Небек обладает такими задатками. Но он и мне неприятен: хотя бы уже потому, что постоянно добивается доступа к моему луминару, который — наряду с возможностью вести непосредственные наблюдения в ночном баре — является главной приманкой, удерживающей меня на касбе. Я, когда вызываю образы прошлого, нуждаюсь в полной тишине: объект там и мой глаз здесь вступают в тайный брачный союз; присутствие третьего привнесло бы в нашу брачную ночь оттенок непристойности.

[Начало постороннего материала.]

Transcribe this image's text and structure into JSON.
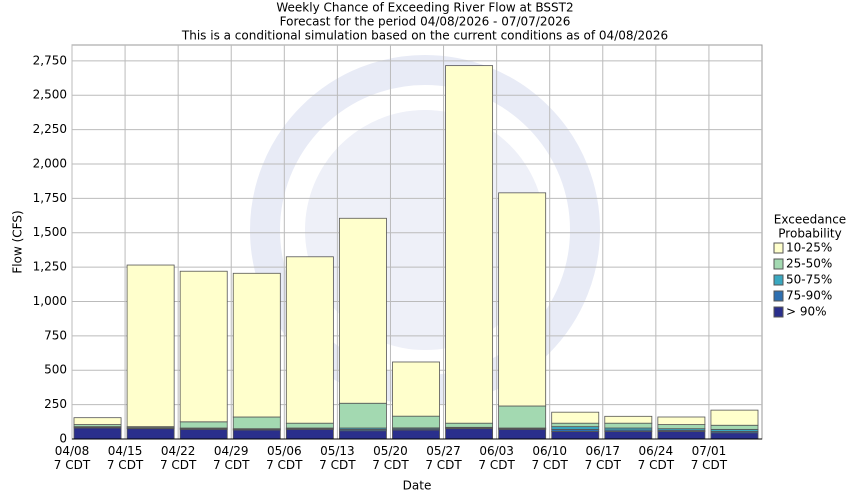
{
  "chart_data": {
    "type": "stacked_bar",
    "title": "Weekly Chance of Exceeding River Flow at BSST2",
    "subtitle": [
      "Forecast for the period 04/08/2026 - 07/07/2026",
      "This is a conditional simulation based on the current conditions as of 04/08/2026"
    ],
    "x_label": "Date",
    "y_label": "Flow (CFS)",
    "legend_title": [
      "Exceedance",
      "Probability"
    ],
    "legend_position": "right",
    "categories": [
      "04/08\n7 CDT",
      "04/15\n7 CDT",
      "04/22\n7 CDT",
      "04/29\n7 CDT",
      "05/06\n7 CDT",
      "05/13\n7 CDT",
      "05/20\n7 CDT",
      "05/27\n7 CDT",
      "06/03\n7 CDT",
      "06/10\n7 CDT",
      "06/17\n7 CDT",
      "06/24\n7 CDT",
      "07/01\n7 CDT"
    ],
    "series": [
      {
        "name": "10-25%",
        "color": "#ffffcc",
        "values": [
          50,
          1175,
          1095,
          1045,
          1210,
          1345,
          394,
          2600,
          1550,
          80,
          50,
          55,
          110
        ]
      },
      {
        "name": "25-50%",
        "color": "#a3d9b1",
        "values": [
          15,
          7,
          45,
          85,
          35,
          180,
          85,
          30,
          160,
          25,
          35,
          30,
          30
        ]
      },
      {
        "name": "50-75%",
        "color": "#3aa8c0",
        "values": [
          5,
          4,
          5,
          5,
          5,
          10,
          8,
          5,
          5,
          20,
          15,
          12,
          15
        ]
      },
      {
        "name": "75-90%",
        "color": "#2e6fb0",
        "values": [
          5,
          4,
          5,
          5,
          5,
          10,
          8,
          5,
          5,
          15,
          10,
          8,
          10
        ]
      },
      {
        "name": "> 90%",
        "color": "#2a2f8c",
        "values": [
          80,
          75,
          70,
          65,
          70,
          60,
          65,
          75,
          70,
          55,
          55,
          55,
          45
        ]
      }
    ],
    "ylim": [
      0,
      2865
    ],
    "yticks": [
      0,
      250,
      500,
      750,
      {
        "value": 1000,
        "label": "1,000"
      },
      {
        "value": 1250,
        "label": "1,250"
      },
      {
        "value": 1500,
        "label": "1,500"
      },
      {
        "value": 1750,
        "label": "1,750"
      },
      {
        "value": 2000,
        "label": "2,000"
      },
      {
        "value": 2250,
        "label": "2,250"
      },
      {
        "value": 2500,
        "label": "2,500"
      },
      {
        "value": 2750,
        "label": "2,750"
      }
    ],
    "grid": true
  }
}
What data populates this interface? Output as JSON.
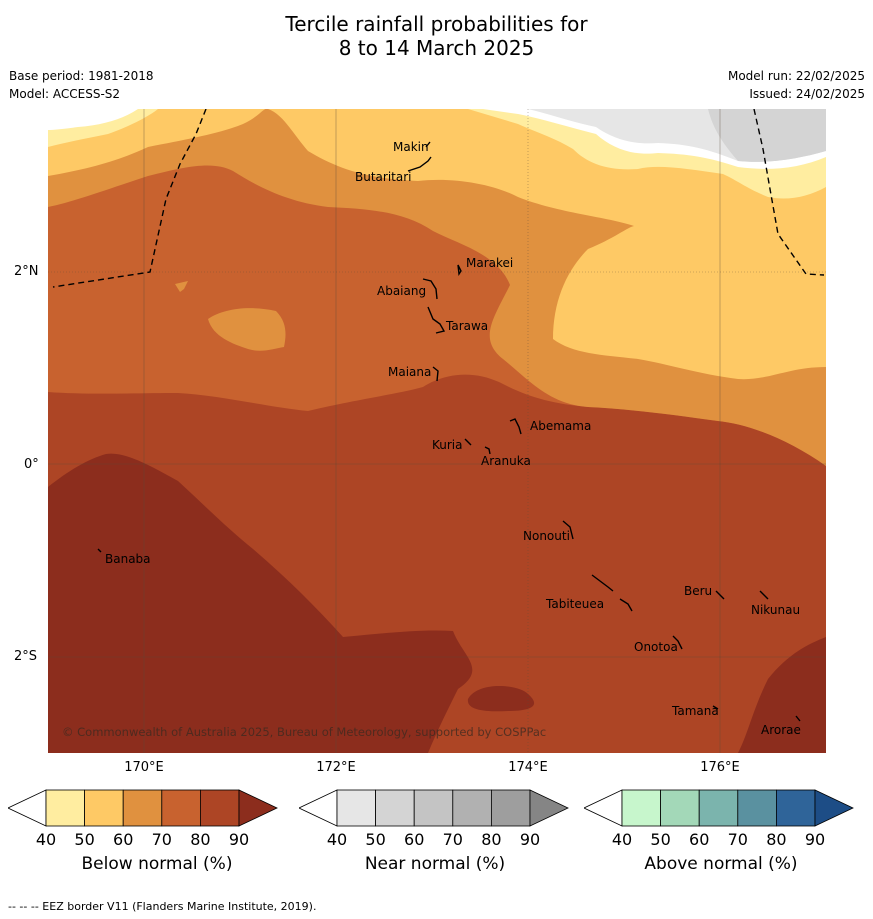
{
  "title_line1": "Tercile rainfall probabilities for",
  "title_line2": "8 to 14 March 2025",
  "base_period": "Base period: 1981-2018",
  "model": "Model: ACCESS-S2",
  "model_run": "Model run: 22/02/2025",
  "issued": "Issued: 24/02/2025",
  "lat_ticks": [
    "2°N",
    "0°",
    "2°S"
  ],
  "lon_ticks": [
    "170°E",
    "172°E",
    "174°E",
    "176°E"
  ],
  "places": [
    {
      "name": "Makin"
    },
    {
      "name": "Butaritari"
    },
    {
      "name": "Marakei"
    },
    {
      "name": "Abaiang"
    },
    {
      "name": "Tarawa"
    },
    {
      "name": "Maiana"
    },
    {
      "name": "Abemama"
    },
    {
      "name": "Kuria"
    },
    {
      "name": "Aranuka"
    },
    {
      "name": "Banaba"
    },
    {
      "name": "Nonouti"
    },
    {
      "name": "Beru"
    },
    {
      "name": "Tabiteuea"
    },
    {
      "name": "Nikunau"
    },
    {
      "name": "Onotoa"
    },
    {
      "name": "Tamana"
    },
    {
      "name": "Arorae"
    }
  ],
  "copyright": "© Commonwealth of Australia 2025, Bureau of Meteorology, supported by COSPPac",
  "colorbars": [
    {
      "label": "Below normal (%)",
      "ticks": [
        "40",
        "50",
        "60",
        "70",
        "80",
        "90"
      ],
      "colors": [
        "#ffffff",
        "#ffeda0",
        "#fec965",
        "#e0913f",
        "#c8622f",
        "#ad4525",
        "#8c2d1d"
      ]
    },
    {
      "label": "Near normal (%)",
      "ticks": [
        "40",
        "50",
        "60",
        "70",
        "80",
        "90"
      ],
      "colors": [
        "#ffffff",
        "#e6e6e6",
        "#d4d4d4",
        "#c4c4c4",
        "#b1b1b1",
        "#9e9e9e",
        "#858585"
      ]
    },
    {
      "label": "Above normal (%)",
      "ticks": [
        "40",
        "50",
        "60",
        "70",
        "80",
        "90"
      ],
      "colors": [
        "#ffffff",
        "#c7f6cc",
        "#a3d8b8",
        "#7bb4ad",
        "#5a91a0",
        "#2f6499",
        "#1d4d86"
      ]
    }
  ],
  "footnote": "-- -- -- EEZ border V11 (Flanders Marine Institute, 2019)."
}
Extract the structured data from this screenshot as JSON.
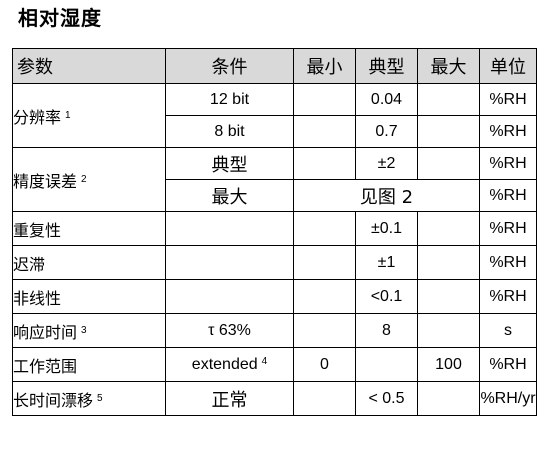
{
  "title": "相对湿度",
  "header": {
    "param": "参数",
    "condition": "条件",
    "min": "最小",
    "typ": "典型",
    "max": "最大",
    "unit": "单位"
  },
  "rows": {
    "resolution": {
      "name": "分辨率",
      "note": "1",
      "sub": [
        {
          "condition": "12 bit",
          "min": "",
          "typ": "0.04",
          "max": "",
          "unit": "%RH"
        },
        {
          "condition": "8 bit",
          "min": "",
          "typ": "0.7",
          "max": "",
          "unit": "%RH"
        }
      ]
    },
    "accuracy": {
      "name": "精度误差",
      "note": "2",
      "sub": [
        {
          "condition": "典型",
          "min": "",
          "typ": "±2",
          "max": "",
          "unit": "%RH"
        },
        {
          "condition": "最大",
          "merged": "见图 2",
          "unit": "%RH"
        }
      ]
    },
    "repeatability": {
      "name": "重复性",
      "condition": "",
      "min": "",
      "typ": "±0.1",
      "max": "",
      "unit": "%RH"
    },
    "hysteresis": {
      "name": "迟滞",
      "condition": "",
      "min": "",
      "typ": "±1",
      "max": "",
      "unit": "%RH"
    },
    "nonlinearity": {
      "name": "非线性",
      "condition": "",
      "min": "",
      "typ": "<0.1",
      "max": "",
      "unit": "%RH"
    },
    "response": {
      "name": "响应时间",
      "note": "3",
      "condition": "τ 63%",
      "min": "",
      "typ": "8",
      "max": "",
      "unit": "s"
    },
    "range": {
      "name": "工作范围",
      "condition": "extended",
      "condition_note": "4",
      "min": "0",
      "typ": "",
      "max": "100",
      "unit": "%RH"
    },
    "drift": {
      "name": "长时间漂移",
      "note": "5",
      "condition": "正常",
      "min": "",
      "typ": "< 0.5",
      "max": "",
      "unit": "%RH/yr"
    }
  }
}
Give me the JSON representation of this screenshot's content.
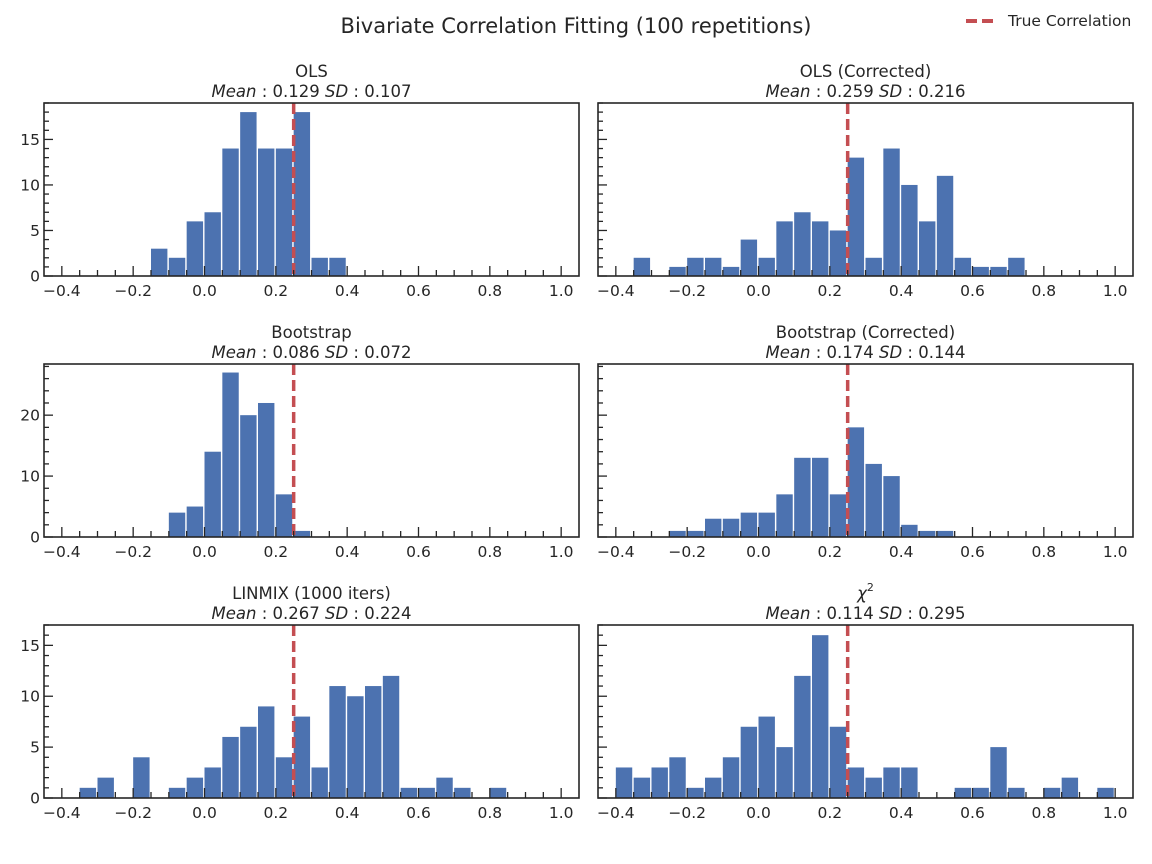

Кроме того, сами темы, которыми интересуется Небек, увели бы меня слишком далеко. Он занимается великими ханами — — — Чингисханом, Гаюком, Хубилаем, Бабуром, Тамерланом и прочими. Меня эта сфера увлекает, но, так сказать, лишь на ее периферии — лишь там, где предводительствуемые этими ханами орды вламывались в культурное пространство. То, как они, нахлынув из Великой Монголии, опустошали целые страны и народы и потом снова исчезали, словно дурной сон, носит какой-то стихийный, пульсирующий характер. Может, эти нашествия — как морские приливы и отливы — являются одним из регуляторов жизни на Земле — — — да, но где же управляющая ими Луна? В любом случае историк тут мало что для себя найдет.
*
Однажды ночью, в саду у Виго, мы заговорили о Небеке, и Виго мне доверительно сказал: «Я, собственно, не знаю, заслуживает ли он звания востоковеда. Он все-таки больше криминалист, изучающий отпечатки ног на песке. А эти следы запечатлелись только в культурном пространстве. Даже на Рейне находят монгольские подковы. То же, что Небек откапывает в монастырях тибетских лам, никакой ценности не имеет. Однако он изучает китайские, персидские, индийские и западноевропейские источники, радуясь некогда полученным нами рубцам от ожогов. Здесь, в Эвмесвиле, человеческая масса неисторична, элита же — мета-исторична, то есть большинство людей ведут вегетативное существование и лишь немногие пытаются осмыслить происходящее, — — — а вот Небек антиисторичен: он почувствует себя хорошо лишь тогда, когда наш город будет охвачен пожаром».